Monday Musings: The ESL "Profession"?

I was familiar with the first line of this famous quotation but not the second; indeed, I had never read the poem from which these lines come until yesterday.  I had no idea, either, what a Pierian spring was until I looked it up.

It turns out that Pierian spring refers not to a season but to a source of water in Macedonia that was sacred to the Greek Muses.  The ancients believed that if you drank from the spring, you became full of knowledge and learning.  However, you had to take a deep drink to benefit from the properties of the water.  If you drank only a little, you’d acquire only a superficial amount of knowledge, yet think you had learned a lot.
Musings about the ESL profession
Greek muses; source: Pixabay
This idea connects to my earlier post about education reformers who think they know how to “fix” schools because they once were students themselves.  It also ties in to a common misunderstanding that many people have about teaching English to speakers of other languages: that if you know English, you can teach English.  This was a prevalent thought among a lot of foreigners I met when I was teaching overseas.  They were not professional teachers but rather people who wanted to visit foreign countries and thought that by teaching English, they could earn some money that would enable them to spend more time traveling. 

There were plenty of schools that were only too happy to hire these untrained “teachers” because they could pay them lower salaries.  That their students were not receiving quality lessons apparently was not a huge concern.  What made this practice all the more frustrating for professional teachers was that the lower standards meant that qualified teachers of English often had a harder time finding decent jobs and were not paid as well as they should have been due to the abundant supply of people willing to work for less.
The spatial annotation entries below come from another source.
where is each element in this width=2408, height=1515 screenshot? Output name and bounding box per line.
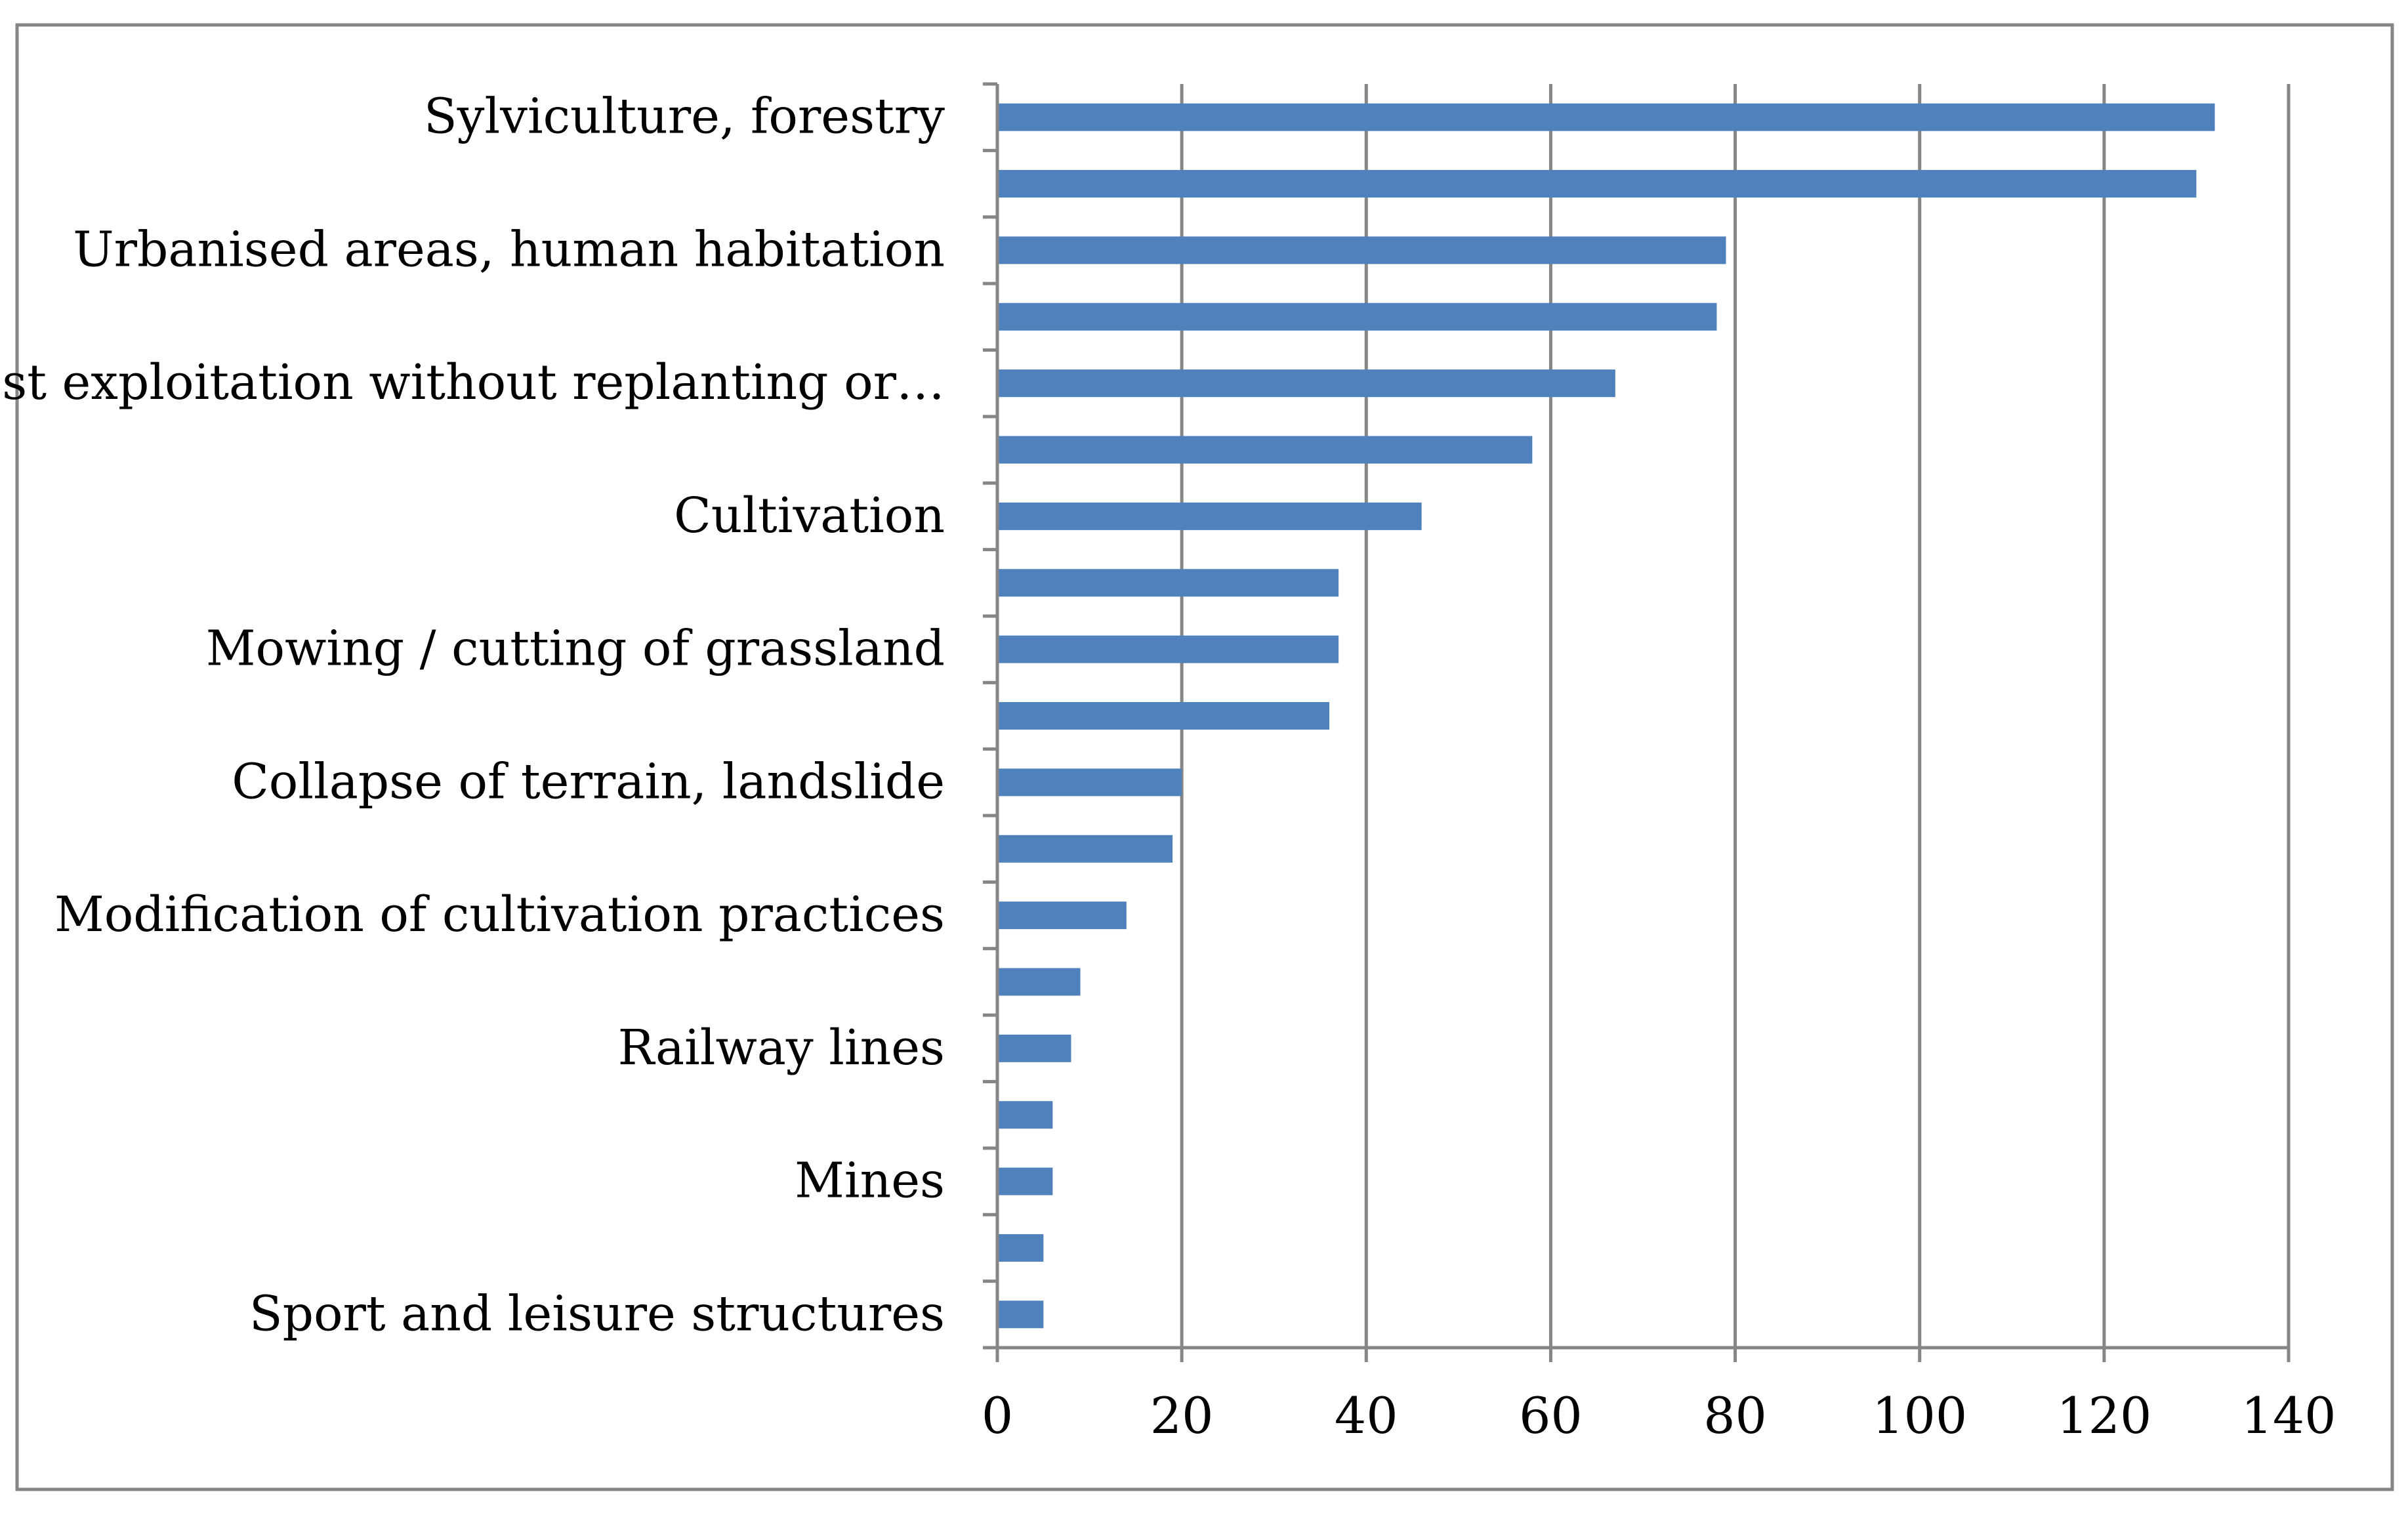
bar-4 <box>997 369 1615 398</box>
category-label: Urbanised areas, human habitation <box>73 221 945 278</box>
bar-12 <box>997 902 1127 930</box>
bar-18 <box>997 1300 1044 1329</box>
bar-17 <box>997 1234 1044 1262</box>
grid-lines <box>1180 84 2291 1348</box>
category-label: Forest exploitation without replanting o… <box>0 354 945 411</box>
category-label: Mines <box>795 1153 945 1209</box>
bar-9 <box>997 702 1330 730</box>
x-tick-label: 40 <box>1335 1386 1398 1445</box>
x-tick-label: 60 <box>1519 1386 1583 1445</box>
category-label: Modification of cultivation practices <box>54 886 945 943</box>
x-tick-label: 80 <box>1703 1386 1767 1445</box>
bar-8 <box>997 635 1339 663</box>
x-tick-label: 0 <box>982 1386 1013 1445</box>
bar-16 <box>997 1167 1053 1195</box>
category-label: Cultivation <box>674 488 945 544</box>
bars <box>997 103 2215 1329</box>
bar-14 <box>997 1034 1071 1062</box>
x-tick-label: 100 <box>1872 1386 1967 1445</box>
bar-1 <box>997 170 2197 198</box>
category-label: Railway lines <box>618 1020 945 1076</box>
category-label: Sport and leisure structures <box>249 1285 945 1342</box>
bar-6 <box>997 502 1422 530</box>
bar-5 <box>997 436 1533 464</box>
axes <box>983 82 2291 1362</box>
bar-2 <box>997 236 1726 264</box>
bar-7 <box>997 569 1339 597</box>
x-tick-label: 120 <box>2056 1386 2151 1445</box>
category-labels: Sylviculture, forestry Urbanised areas, h… <box>0 89 945 1342</box>
bar-15 <box>997 1101 1053 1129</box>
category-label: Collapse of terrain, landslide <box>232 753 945 810</box>
category-label: Sylviculture, forestry <box>424 89 945 145</box>
bar-11 <box>997 835 1173 863</box>
tick-labels: 0 20 40 60 80 100 120 140 <box>982 1386 2336 1445</box>
bar-13 <box>997 968 1081 996</box>
chart-frame <box>15 23 2394 1491</box>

Over the years, there has been a lot of discussion among ESL teachers in professional organizations about whether teaching English to speakers of other languages is indeed a profession.  Obviously, I think it is.  Given the huge increases U.S. states have seen and are continuing to see in the numbers of ELLs enrolled in public schools, it is gratifying to see that the needs of these students have garnered more attention, especially since NCLB and its provision for accountability in the teaching of various sub-groups such as ELLs and special education students.  I took issue with many aspects of NCLB but that was not one of them.  Now that the law is being rewritten, I hope the same level of attention will be given to the needs of English Language Learners, who still lag academically behind other students.  It would be great if policymakers at state and national levels, and administrators at district levels, drank deep from the Pierian spring and then provided enough financial and other support to hire trained ESL teachers to implement them.  This hasn’t happened everywhere but ELLs deserve no less.